Calatheas propagate by division — splitting the rhizome and root mass into separate plants. They cannot be grown from leaf or stem cuttings the way pothos or monstera can.

Repotting time is the right moment to divide. Unpot the plant, gently shake or rinse off soil to expose the rhizome, and use clean sharp scissors or a knife to separate the plant into 2–4 sections, each with several leaves and its own roots. Repot each section in fresh moist mix in an appropriately sized pot, water thoroughly, and place in high-humidity bright indirect light for 4–6 weeks while the divisions establish.

Expect some leaf loss during the first month after division — this is normal stress response. New leaves emerging from the centre of each new plant signal successful division. Keep humidity above 60% for the establishment period; this is one situation where a plastic dome or grow tent helps.

Section 12

Repotting

Repot every 2 years in spring, when the plant is entering active growth. Going up one pot size only — calatheas prefer being slightly snug. Use fresh tropical mix with added perlite and orchid bark.

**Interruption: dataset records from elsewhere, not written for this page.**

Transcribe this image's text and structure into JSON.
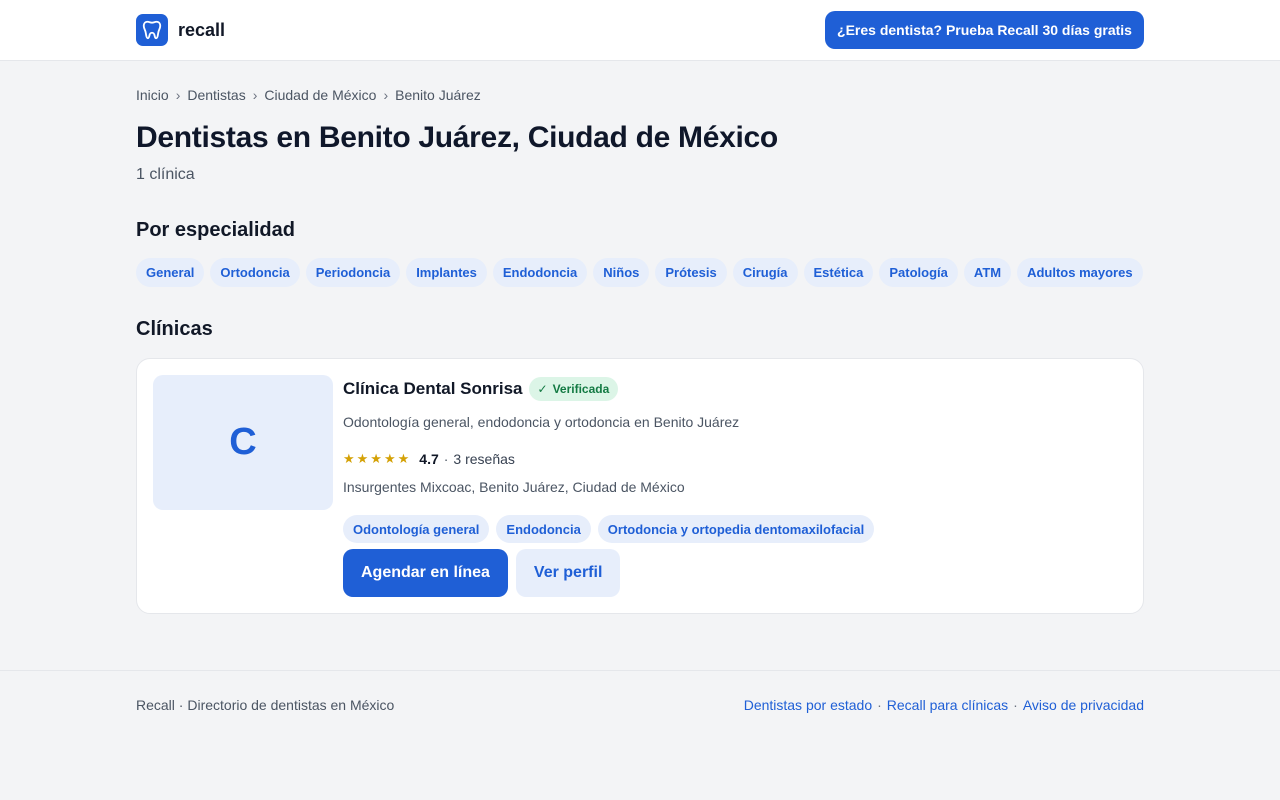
{
  "header": {
    "logo_text": "recall",
    "logo_icon": "tooth-icon",
    "cta_label": "¿Eres dentista? Prueba Recall 30 días gratis"
  },
  "breadcrumb": [
    "Inicio",
    "Dentistas",
    "Ciudad de México",
    "Benito Juárez"
  ],
  "page": {
    "title": "Dentistas en Benito Juárez, Ciudad de México",
    "count": "1 clínica"
  },
  "specialties": {
    "title": "Por especialidad",
    "items": [
      "General",
      "Ortodoncia",
      "Periodoncia",
      "Implantes",
      "Endodoncia",
      "Niños",
      "Prótesis",
      "Cirugía",
      "Estética",
      "Patología",
      "ATM",
      "Adultos mayores"
    ]
  },
  "clinics": {
    "title": "Clínicas",
    "items": [
      {
        "initial": "C",
        "name": "Clínica Dental Sonrisa",
        "verified_label": "Verificada",
        "description": "Odontología general, endodoncia y ortodoncia en Benito Juárez",
        "stars": "★★★★★",
        "rating": "4.7",
        "reviews": "3 reseñas",
        "address": "Insurgentes Mixcoac, Benito Juárez, Ciudad de México",
        "tags": [
          "Odontología general",
          "Endodoncia",
          "Ortodoncia y ortopedia dentomaxilofacial"
        ],
        "book_label": "Agendar en línea",
        "profile_label": "Ver perfil"
      }
    ]
  },
  "footer": {
    "left_text": "Recall · Directorio de dentistas en México",
    "links": [
      "Dentistas por estado",
      "Recall para clínicas",
      "Aviso de privacidad"
    ]
  },
  "colors": {
    "brand": "#1f5fd6",
    "chip_bg": "#e7eefb",
    "verified_bg": "#dcf5e7",
    "verified_text": "#137a43",
    "star": "#d4a106"
  }
}
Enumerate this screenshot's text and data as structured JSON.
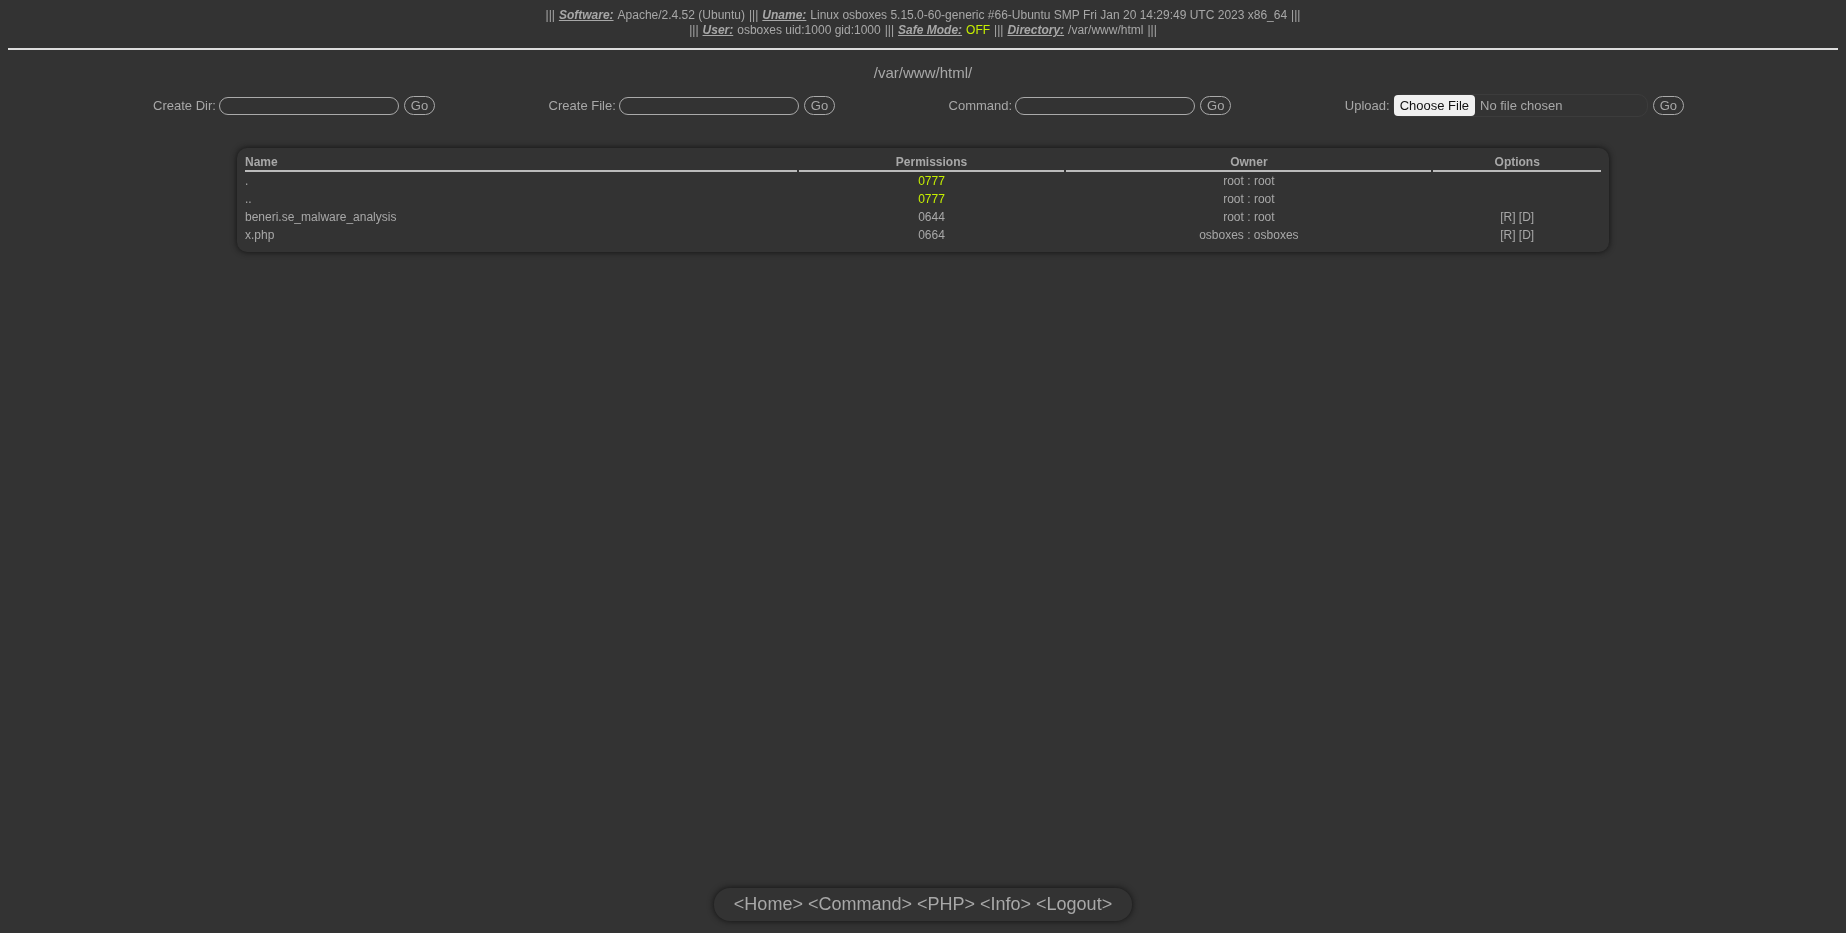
{
  "info_lines": [
    {
      "items": [
        {
          "kind": "sep",
          "text": "|||"
        },
        {
          "kind": "label",
          "text": "Software:"
        },
        {
          "kind": "value",
          "text": "Apache/2.4.52 (Ubuntu)"
        },
        {
          "kind": "sep",
          "text": "|||"
        },
        {
          "kind": "label",
          "text": "Uname:"
        },
        {
          "kind": "value",
          "text": "Linux osboxes 5.15.0-60-generic #66-Ubuntu SMP Fri Jan 20 14:29:49 UTC 2023 x86_64"
        },
        {
          "kind": "sep",
          "text": "|||"
        }
      ]
    },
    {
      "items": [
        {
          "kind": "sep",
          "text": "|||"
        },
        {
          "kind": "label",
          "text": "User:"
        },
        {
          "kind": "value",
          "text": "osboxes uid:1000 gid:1000"
        },
        {
          "kind": "sep",
          "text": "|||"
        },
        {
          "kind": "label",
          "text": "Safe Mode:"
        },
        {
          "kind": "status",
          "text": "OFF"
        },
        {
          "kind": "sep",
          "text": "|||"
        },
        {
          "kind": "label",
          "text": "Directory:"
        },
        {
          "kind": "value",
          "text": "/var/www/html"
        },
        {
          "kind": "sep",
          "text": "|||"
        }
      ]
    }
  ],
  "current_path": "/var/www/html/",
  "forms": [
    {
      "kind": "text",
      "label": "Create Dir:",
      "button": "Go"
    },
    {
      "kind": "text",
      "label": "Create File:",
      "button": "Go"
    },
    {
      "kind": "text",
      "label": "Command:",
      "button": "Go"
    },
    {
      "kind": "file",
      "label": "Upload:",
      "chooser": "Choose File",
      "status": "No file chosen",
      "button": "Go"
    }
  ],
  "table": {
    "columns": [
      "Name",
      "Permissions",
      "Owner",
      "Options"
    ],
    "rows": [
      {
        "name": ".",
        "permissions": "0777",
        "writable": true,
        "owner": "root : root",
        "options": ""
      },
      {
        "name": "..",
        "permissions": "0777",
        "writable": true,
        "owner": "root : root",
        "options": ""
      },
      {
        "name": "beneri.se_malware_analysis",
        "permissions": "0644",
        "writable": false,
        "owner": "root : root",
        "options": "[R] [D]"
      },
      {
        "name": "x.php",
        "permissions": "0664",
        "writable": false,
        "owner": "osboxes : osboxes",
        "options": "[R] [D]"
      }
    ]
  },
  "footer_links": [
    "<Home>",
    "<Command>",
    "<PHP>",
    "<Info>",
    "<Logout>"
  ]
}
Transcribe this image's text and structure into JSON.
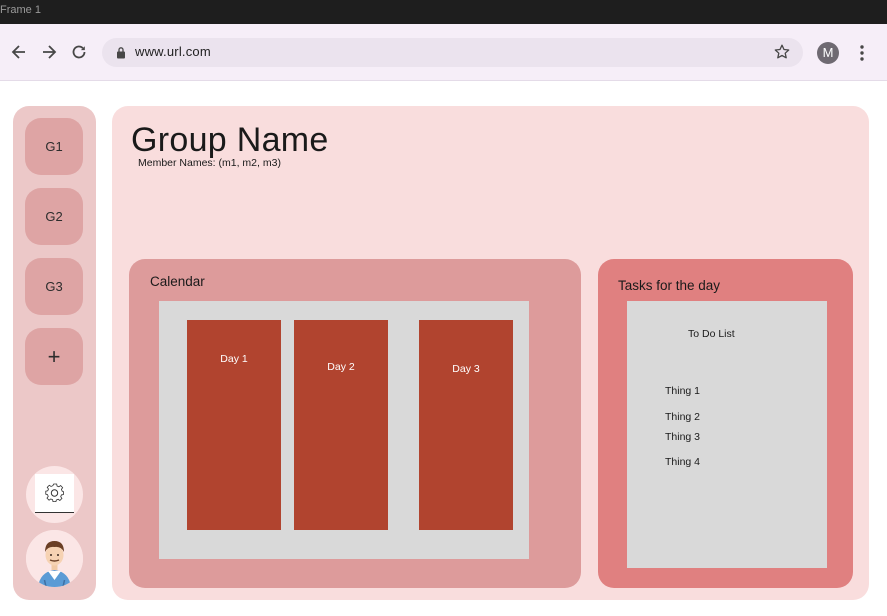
{
  "frame": {
    "title": "Frame 1"
  },
  "browser": {
    "url": "www.url.com",
    "profile_initial": "M",
    "icons": [
      "back-arrow-icon",
      "forward-arrow-icon",
      "reload-icon",
      "lock-icon",
      "star-icon",
      "more-vert-icon"
    ]
  },
  "sidebar": {
    "groups": [
      {
        "label": "G1"
      },
      {
        "label": "G2"
      },
      {
        "label": "G3"
      }
    ],
    "add_label": "+",
    "settings_icon": "gear-icon",
    "profile_icon": "user-avatar"
  },
  "main": {
    "group_name": "Group Name",
    "member_names": "Member Names: (m1, m2, m3)",
    "calendar": {
      "title": "Calendar",
      "days": [
        {
          "label": "Day 1"
        },
        {
          "label": "Day 2"
        },
        {
          "label": "Day 3"
        }
      ]
    },
    "tasks": {
      "title": "Tasks for the day",
      "list_title": "To Do List",
      "items": [
        {
          "label": "Thing 1"
        },
        {
          "label": "Thing 2"
        },
        {
          "label": "Thing 3"
        },
        {
          "label": "Thing 4"
        }
      ]
    }
  },
  "colors": {
    "sidebar_bg": "#ecc8c8",
    "group_button": "#dea4a4",
    "main_bg": "#f9dddd",
    "calendar_card": "#dd9b9b",
    "tasks_card": "#e08080",
    "day_column": "#b1442f",
    "content_gray": "#d9d9d9"
  }
}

Signs it's time: roots circling the bottom of the pot, water running through without absorbing into the soil, and slowed growth despite good conditions. The repot itself is also the ideal moment to divide a large plant for propagation. Keep the freshly repotted plant in extra-high humidity for 2 weeks while the disturbed roots reestablish.

Section 13

Why calatheas are non-toxic — and what that means

Calatheas (Goeppertia spp.) are non-toxic to cats, dogs, and humans. The ASPCA confirms this for the genus. This makes them one of the very few popular high-drama houseplants safe for households with pets that chew — most other tropical foliage plants (monstera, pothos, philodendron, fiddle leaf fig) contain calcium oxalates and are toxic.

Non-toxic does not mean nutritious — calatheas are not edible and pets that eat them may still vomit from the physical irritation. But you do not need to worry about poisoning if a leaf is chewed.

Section 14

Seasonal care

Calatheas are tropical and don't have a strict dormancy, but their requirements shift with the seasons because indoor humidity and light change so dramatically.

  • ·Spring (Mar–May): Resume fertilizer at quarter strength. Best time to repot, divide, and reset humidity routines for the year.
  • ·Summer (Jun–Aug): Peak growth. Water every 5–7 days, keep humidity at 55%+ even with windows open. Avoid air-conditioning blasts.
  • ·Autumn (Sep–Oct): Ease off fertilizer. Watch for the first cold drafts and start running the humidifier ahead of central heating season.
  • ·Winter (Nov–Feb): Skip fertilizer. Run the humidifier daily; aim for 50–60% relative humidity. Move plants away from cold windows and check water cadence — calathea soil can stay damp longer in cooler conditions.